A Caesarean section was used to handle an early delivery (LSCS). The early baby was roughly thirty-two weeks old. Due to subpar facilities at the previous hospital, the baby was transferred to Maharaja Agrasen. There was no ROP test performed; it was maintained under surveillance. (retinopathy of prematurity). Additionally, the patient was never informed by the doctors of the possibility of ROP before or following delivery. After the mother became aware of her child’s unusual visual reaction, an ultrasound and eye exam were performed, and total retinal detachment was determined to be the cause. The baby became completely blind as a result of the doctor’s error. In light of this, a complaint has been filed under Section 12 of the Consumer Protection Act, requesting INR 1,30,25,000 in total compensation under several headings.
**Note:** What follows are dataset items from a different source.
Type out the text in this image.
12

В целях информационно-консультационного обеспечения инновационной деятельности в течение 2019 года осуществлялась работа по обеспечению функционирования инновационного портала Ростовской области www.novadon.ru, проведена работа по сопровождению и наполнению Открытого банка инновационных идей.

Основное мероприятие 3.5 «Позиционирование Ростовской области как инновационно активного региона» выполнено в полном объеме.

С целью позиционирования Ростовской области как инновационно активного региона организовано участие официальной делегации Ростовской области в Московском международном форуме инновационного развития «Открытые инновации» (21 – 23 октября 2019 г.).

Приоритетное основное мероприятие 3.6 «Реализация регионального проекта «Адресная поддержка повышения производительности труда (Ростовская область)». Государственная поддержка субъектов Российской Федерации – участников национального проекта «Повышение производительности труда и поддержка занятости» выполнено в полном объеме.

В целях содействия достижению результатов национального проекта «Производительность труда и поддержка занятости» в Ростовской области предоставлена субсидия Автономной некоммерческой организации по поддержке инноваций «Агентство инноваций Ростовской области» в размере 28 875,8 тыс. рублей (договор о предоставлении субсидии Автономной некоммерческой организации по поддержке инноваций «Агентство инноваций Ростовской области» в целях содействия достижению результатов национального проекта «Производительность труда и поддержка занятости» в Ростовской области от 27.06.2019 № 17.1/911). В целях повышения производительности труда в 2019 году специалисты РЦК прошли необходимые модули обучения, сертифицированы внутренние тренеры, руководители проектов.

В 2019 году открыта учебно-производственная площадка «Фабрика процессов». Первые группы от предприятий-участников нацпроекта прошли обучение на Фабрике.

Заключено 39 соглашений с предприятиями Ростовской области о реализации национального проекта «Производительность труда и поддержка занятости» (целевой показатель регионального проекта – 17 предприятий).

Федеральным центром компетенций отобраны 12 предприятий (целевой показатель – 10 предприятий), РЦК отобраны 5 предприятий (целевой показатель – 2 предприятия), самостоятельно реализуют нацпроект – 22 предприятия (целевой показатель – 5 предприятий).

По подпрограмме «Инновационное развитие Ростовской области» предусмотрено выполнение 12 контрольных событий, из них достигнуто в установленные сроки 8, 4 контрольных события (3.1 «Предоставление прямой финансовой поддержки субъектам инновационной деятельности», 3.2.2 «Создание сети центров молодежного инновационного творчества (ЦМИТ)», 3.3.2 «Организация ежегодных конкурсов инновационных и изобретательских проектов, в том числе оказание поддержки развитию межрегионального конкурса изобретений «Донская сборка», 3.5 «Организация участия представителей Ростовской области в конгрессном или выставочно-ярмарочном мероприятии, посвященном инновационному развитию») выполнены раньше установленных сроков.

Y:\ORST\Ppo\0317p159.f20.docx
Observations made by the court:

The court noted, citing earlier rulings on medical negligence, that

When performing any professional work, a medical practitioner should be aware of the dangers and hazards to the same degree that other members of their field who are normally competent would be. He must apply the same level of reasonable expertise as other typically competent members of his trade would to whatever professional work he undertakes.
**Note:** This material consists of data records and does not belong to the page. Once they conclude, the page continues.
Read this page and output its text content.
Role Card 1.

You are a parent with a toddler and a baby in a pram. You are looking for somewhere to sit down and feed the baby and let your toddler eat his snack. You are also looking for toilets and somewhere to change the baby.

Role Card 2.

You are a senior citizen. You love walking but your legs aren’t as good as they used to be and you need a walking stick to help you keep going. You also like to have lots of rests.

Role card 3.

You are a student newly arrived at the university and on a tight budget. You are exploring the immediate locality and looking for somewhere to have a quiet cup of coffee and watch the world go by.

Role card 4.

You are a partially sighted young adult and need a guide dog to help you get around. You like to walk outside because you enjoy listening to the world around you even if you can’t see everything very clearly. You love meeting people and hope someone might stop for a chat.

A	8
In addition, the bench gave the youngster and his mother INR 76,00,000 in compensation and gave guidelines for how to use the money. It further stated:

It is a regular occurrence for patients to visit a hospital based on its reputation, with the expectation that the medical staff will provide appropriate care. The hospital must defend commission or omission activities on behalf of its doctors if it is recruited on a contract basis, works with doctors who are not upholding their contractual obligations, or both.

Cause of action and burden of proof:

In a medical negligence case, damage is the most crucial element to consider because, to file a complaint, the complainant must demonstrate that he suffered harm. In this instance, the complainant bears the burden of proof and must also demonstrate that the harm was caused by the practitioner’s breach of duty. Medical negligence is defined as when a medical professional of ordinary caution violates a duty of care by doing an act of commission or omission.

The entire case falls under the category of vicarious responsibility, which handles situations in which one person is held accountable for the deeds of another. The idea is predicated on the legal maxim “Qui facit per se alium facit per se”  which means “he who does an act through another shall be deemed in law to do it himself.”.

However, there must also be proof that the wrongdoer and the party for whom the act was performed had a relationship (employer-employee, master-servant).


The NCDRC’s conclusions were upheld by the Apex Court.  The Hospital was found to be vicariously accountable for the accused doctors’ commission and omission of crimes.   The complainants held the hospital, the paediatricians, and the senior ophthalmologist jointly and severally responsible for the breach of their duty to compensate the complainants.  If they failed to do RoP testing later, they were also held accountable for egregious negligence. The respondents were granted a compensation of Rs. 76,00,000/-, and the Court also provided additional guidelines about the allocation of that sum.

The Court further specified the following actions that might be considered medical negligence:

o Failure by the medical practitioner to use reasonable care as required by law;

o Neglecting to advise the patient of the risks involved or potential outcomes;

o The patient sustains harm as a result of the healthcare provider’s failure to disclose the danger;

o The patient might have been spared the harm if the risk had been disclosed.

A negligence claim would be actionable if the aforementioned obligation was broken.